"Regulators are bracing for well over 100 bank failures in the next 12 to 24 months, with concentrations in Rust Belt states like Michigan and Ohio, and the states that are suffering severe housing-market problems like California, Florida, and Georgia," said Jaret Seiberg, Washington policy analyst for financial-services firm Stanford Group.(h/t to Bonddad and Calculated Risk)
Now, bank failures currently are at historically stable levels and the FDIC is currently able to handle the few (it's about 5 or so) failures a year.
However, it's very ominous when they're trying to hire back retired employees who specialize in banking failures, as well as new employees to take care of this.
Additionally, the article states that the FDIC has approximately $52 billion dollars set aside for bank failure coverage; that sounds like a lot, but if a big bank like Citi has to get a total bailout from the FDIC, that $52 billion would be gone, just like that (some scuttlebutt is that Citi is in trouble, and if things get worse, could need all that cash just for itself). And, if a big bank like Citi lets go, other large banking institutions might follow, only the FDIC wouldn't have any cash on hand to safeguard depositors funds at those institutions.
So, what to do?
First, don't panic. I'm sure that the banking institutions are doing enough of that themselves; your panic isn't going to help when it is added to theirs.
Second, check on the health of your bank. If it is FDIC insured, you can pull a CALL report on it, but be aware, you really need to be a finance type to make heads or tails of the verbiage.
Or, you can try bankrate.com, which gives a 1 - 5 rating system (5 is best, 1 is worst), which shows my bank, the lovely B of A, sitting right in the middle at 3. Bankrate.com also ranks Credit Unions too, as does ncua.gov (look in the Credit Union data area).

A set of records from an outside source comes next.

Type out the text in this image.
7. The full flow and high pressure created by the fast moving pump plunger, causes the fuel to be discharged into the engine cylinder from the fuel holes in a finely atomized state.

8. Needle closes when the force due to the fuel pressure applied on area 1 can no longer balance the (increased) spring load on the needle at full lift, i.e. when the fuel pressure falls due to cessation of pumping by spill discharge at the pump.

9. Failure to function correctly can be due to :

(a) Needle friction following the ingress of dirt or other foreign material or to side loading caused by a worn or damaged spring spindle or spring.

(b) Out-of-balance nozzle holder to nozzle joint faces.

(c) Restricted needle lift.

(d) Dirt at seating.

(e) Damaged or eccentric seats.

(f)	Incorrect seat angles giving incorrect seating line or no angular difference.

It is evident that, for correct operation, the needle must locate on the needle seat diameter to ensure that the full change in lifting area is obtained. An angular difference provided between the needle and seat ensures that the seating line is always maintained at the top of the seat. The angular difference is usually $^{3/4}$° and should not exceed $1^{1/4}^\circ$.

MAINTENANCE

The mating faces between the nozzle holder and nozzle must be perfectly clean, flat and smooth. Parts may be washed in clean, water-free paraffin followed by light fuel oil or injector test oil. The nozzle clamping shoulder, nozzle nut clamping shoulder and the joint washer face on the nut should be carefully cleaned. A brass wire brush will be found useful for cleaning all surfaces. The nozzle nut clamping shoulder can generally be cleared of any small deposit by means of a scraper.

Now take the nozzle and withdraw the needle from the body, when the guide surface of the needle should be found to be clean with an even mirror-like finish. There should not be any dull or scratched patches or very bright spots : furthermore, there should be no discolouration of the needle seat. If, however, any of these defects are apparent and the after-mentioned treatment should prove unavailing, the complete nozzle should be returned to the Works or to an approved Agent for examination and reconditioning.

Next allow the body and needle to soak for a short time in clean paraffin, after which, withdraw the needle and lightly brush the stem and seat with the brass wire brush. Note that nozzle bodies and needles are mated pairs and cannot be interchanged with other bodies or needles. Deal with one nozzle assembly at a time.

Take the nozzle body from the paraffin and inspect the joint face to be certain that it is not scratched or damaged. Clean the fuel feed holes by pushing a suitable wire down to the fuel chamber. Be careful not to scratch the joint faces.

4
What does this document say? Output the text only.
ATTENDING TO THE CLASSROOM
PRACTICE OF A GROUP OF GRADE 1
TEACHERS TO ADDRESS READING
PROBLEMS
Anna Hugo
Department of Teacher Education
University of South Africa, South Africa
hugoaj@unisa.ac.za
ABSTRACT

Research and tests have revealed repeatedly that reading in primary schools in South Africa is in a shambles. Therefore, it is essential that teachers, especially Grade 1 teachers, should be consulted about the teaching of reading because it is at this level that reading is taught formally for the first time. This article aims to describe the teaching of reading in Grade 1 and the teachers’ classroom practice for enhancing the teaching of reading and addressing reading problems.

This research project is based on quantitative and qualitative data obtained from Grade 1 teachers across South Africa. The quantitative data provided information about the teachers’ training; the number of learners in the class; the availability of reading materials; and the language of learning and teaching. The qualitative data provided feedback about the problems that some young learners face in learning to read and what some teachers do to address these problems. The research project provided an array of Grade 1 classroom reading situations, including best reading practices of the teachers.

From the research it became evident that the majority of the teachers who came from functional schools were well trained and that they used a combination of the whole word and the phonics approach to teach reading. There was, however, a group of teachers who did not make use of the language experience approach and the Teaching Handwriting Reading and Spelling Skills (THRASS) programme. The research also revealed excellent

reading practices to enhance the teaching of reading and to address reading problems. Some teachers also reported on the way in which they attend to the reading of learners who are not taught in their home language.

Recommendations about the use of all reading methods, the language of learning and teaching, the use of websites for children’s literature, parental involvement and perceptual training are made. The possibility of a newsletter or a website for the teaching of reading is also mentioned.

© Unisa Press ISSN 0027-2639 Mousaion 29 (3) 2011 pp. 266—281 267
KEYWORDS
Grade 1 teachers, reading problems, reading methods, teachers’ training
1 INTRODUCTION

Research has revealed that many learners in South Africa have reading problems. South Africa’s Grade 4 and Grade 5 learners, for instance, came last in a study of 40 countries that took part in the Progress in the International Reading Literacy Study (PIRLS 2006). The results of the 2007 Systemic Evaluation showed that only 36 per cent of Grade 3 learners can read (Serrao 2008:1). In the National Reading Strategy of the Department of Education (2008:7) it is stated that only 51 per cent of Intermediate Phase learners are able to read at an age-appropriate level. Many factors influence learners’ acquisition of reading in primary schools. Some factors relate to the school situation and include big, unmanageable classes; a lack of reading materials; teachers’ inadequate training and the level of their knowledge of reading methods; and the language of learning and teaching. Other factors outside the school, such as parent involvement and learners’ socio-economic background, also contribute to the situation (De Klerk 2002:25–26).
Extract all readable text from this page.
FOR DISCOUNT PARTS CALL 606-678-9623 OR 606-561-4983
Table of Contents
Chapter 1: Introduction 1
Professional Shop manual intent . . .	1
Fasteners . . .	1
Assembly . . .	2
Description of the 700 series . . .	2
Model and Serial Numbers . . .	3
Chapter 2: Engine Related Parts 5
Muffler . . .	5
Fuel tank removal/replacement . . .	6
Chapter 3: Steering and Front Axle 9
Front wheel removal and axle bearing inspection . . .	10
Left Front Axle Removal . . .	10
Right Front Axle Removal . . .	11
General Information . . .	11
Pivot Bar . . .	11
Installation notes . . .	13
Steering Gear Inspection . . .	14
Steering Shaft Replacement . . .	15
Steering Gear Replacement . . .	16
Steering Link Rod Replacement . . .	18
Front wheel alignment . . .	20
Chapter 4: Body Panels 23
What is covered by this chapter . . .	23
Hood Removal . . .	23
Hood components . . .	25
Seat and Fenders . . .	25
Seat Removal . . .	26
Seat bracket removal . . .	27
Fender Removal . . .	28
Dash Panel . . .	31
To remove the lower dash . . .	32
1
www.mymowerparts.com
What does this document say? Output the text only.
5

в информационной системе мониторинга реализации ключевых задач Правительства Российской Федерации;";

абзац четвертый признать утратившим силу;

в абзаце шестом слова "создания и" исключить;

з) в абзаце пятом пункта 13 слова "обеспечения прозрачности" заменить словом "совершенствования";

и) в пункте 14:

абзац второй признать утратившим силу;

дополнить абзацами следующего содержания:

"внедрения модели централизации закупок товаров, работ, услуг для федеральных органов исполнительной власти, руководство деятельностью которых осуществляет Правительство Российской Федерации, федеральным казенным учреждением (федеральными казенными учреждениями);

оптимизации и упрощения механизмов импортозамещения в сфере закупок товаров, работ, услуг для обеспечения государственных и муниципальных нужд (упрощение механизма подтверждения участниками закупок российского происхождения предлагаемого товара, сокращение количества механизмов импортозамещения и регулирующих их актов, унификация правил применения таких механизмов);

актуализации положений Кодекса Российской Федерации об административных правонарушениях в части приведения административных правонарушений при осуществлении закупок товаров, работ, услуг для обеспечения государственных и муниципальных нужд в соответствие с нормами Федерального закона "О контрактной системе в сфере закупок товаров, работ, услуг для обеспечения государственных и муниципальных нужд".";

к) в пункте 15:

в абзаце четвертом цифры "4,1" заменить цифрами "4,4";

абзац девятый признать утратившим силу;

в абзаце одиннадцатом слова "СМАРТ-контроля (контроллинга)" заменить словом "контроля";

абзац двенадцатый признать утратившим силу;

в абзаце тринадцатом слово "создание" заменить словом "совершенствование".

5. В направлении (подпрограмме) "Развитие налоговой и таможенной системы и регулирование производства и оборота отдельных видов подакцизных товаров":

And, as many folks are finding out, mutual funds can be risky too. You can do some data analysis here: http://us1.institutionalriskanalytics.com/SEC/SEC_Survey.asp?x=NQ
Think seriously about your current and near-future spending (say, through 2008). Now might not be the time to plunk down a big chunk of cash on a non-necessity item, especially with inflation soaring. Instead, you might want to think about taking some of the cash out for liquidity's sake and either bury it in your backyard, stuff it under the mattress, or put it in a safe. If it makes you feel better, gold, silver, platinum and other precious metals usually hold value better than greenbacks do, and will probably continue to do so, especially if oil keeps rising (it will) and the dollar keeps sliding down in value (it will, even if we have a "strong dollar" policy). And, obviously, if you go this route, don't forget where you hid the stuff and make sure you can keep & defend it.
Remember, the article says that the FDIC expects "well over 100 bank failures in the next 12 to 24 months." Usually these are smaller, regional banks, but there is no reason it can't be one of the majors. Given the further collapse of the housing market (from today's news) and the fact that it will continue falling for the next 24 months or so, it's possible that one of the majors may take a hit, although Helicopter Ben will be doing his best to prevent that from happening to the big institutions.
And finally, think seriously about growing some of your own food. Not only is it an interesting and fun project, but you may appreciate it later in the year if prices go higher.